Exhibit A today is the case of Diane Schuler, the woman who drove her vehicle the wrong way on New York's Taconic Parkway until she killed herself and seven other people. Tests have shown that she was heavily inebriated at the time and had used marijuana. Such tests are quite reliable these days, and as the linked article points out, there have been many known cases in which alcoholics have successfully hidden their secret from their families and best friends for years. Notwithstanding all that, family members seem unable to come to terms with the facts, and insist that Mrs. Schuler was not a drinker and could not have been drunk. They're looking for some other explanation.

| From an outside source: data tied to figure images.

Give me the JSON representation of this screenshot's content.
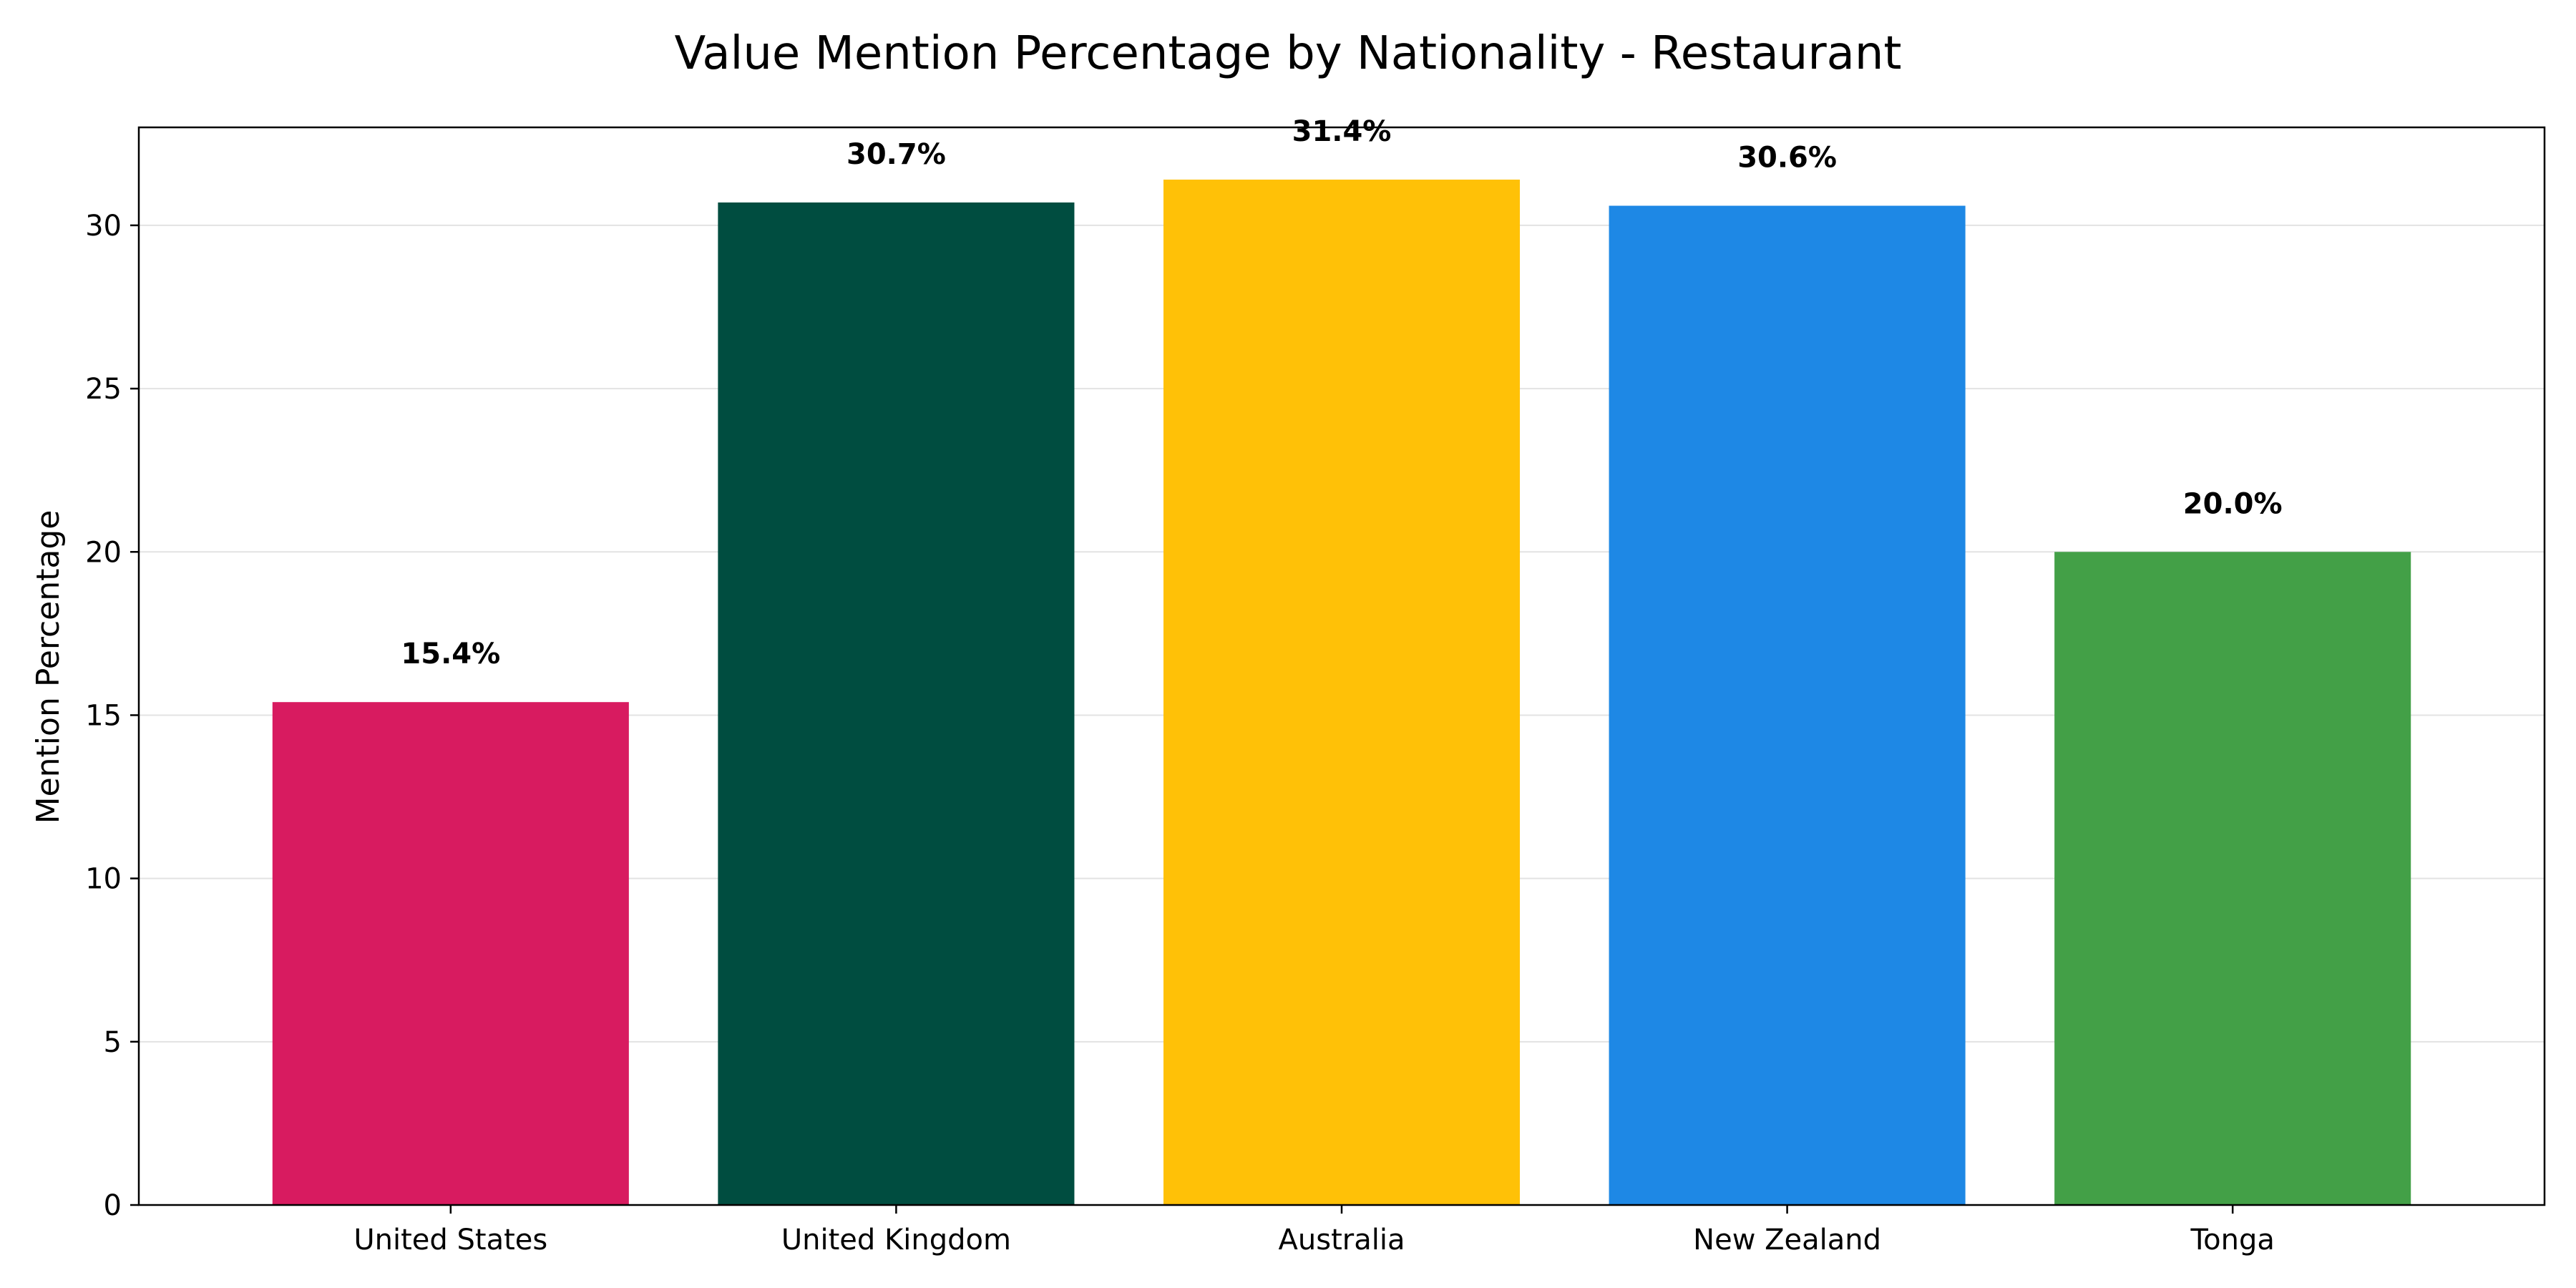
{
  "chart_data": {
    "type": "bar",
    "title": "Value Mention Percentage by Nationality - Restaurant",
    "xlabel": "",
    "ylabel": "Mention Percentage",
    "categories": [
      "United States",
      "United Kingdom",
      "Australia",
      "New Zealand",
      "Tonga"
    ],
    "values": [
      15.4,
      30.7,
      31.4,
      30.6,
      20.0
    ],
    "data_labels": [
      "15.4%",
      "30.7%",
      "31.4%",
      "30.6%",
      "20.0%"
    ],
    "colors": [
      "#D81B60",
      "#004D40",
      "#FFC107",
      "#1E88E5",
      "#43A047"
    ],
    "ylim": [
      0,
      33
    ],
    "yticks": [
      0,
      5,
      10,
      15,
      20,
      25,
      30
    ],
    "grid": true,
    "legend": "none"
  }
}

Exhibit B is the "Norfolk Four," four sailors who were convicted in 1997 of rape and murder. It was one of those situations in which they confessed under police pressure, but quickly withdrew their confessions, and there was no forensic evidence to prove them guilty. Years later, someone else confessed to the crime; his confession was supported by DNA evidence, and he has in turn been convicted and is serving his sentence but incredibly, three of the Norfolk Four were still incarcerated in 2009. It seems that in deciding now to pardon the three and release them (though not to reverse their conviction), Virginia Governor Tim Kaine has made an appropriate and overdue decision. The victim's mother, however, is prepared to overlook the fact that someone else committed the crime, and criticizes Kaine's decision because "there is no new evidence" or information to support it.
I suppose this kind of fierce loyalty, to and past the point of denial, originates deep in our psyches and may even serve some survival-of-the-species imperative. But it does little good, and can be damaging to others (even the loyal parent or relative) if its object is no longer living.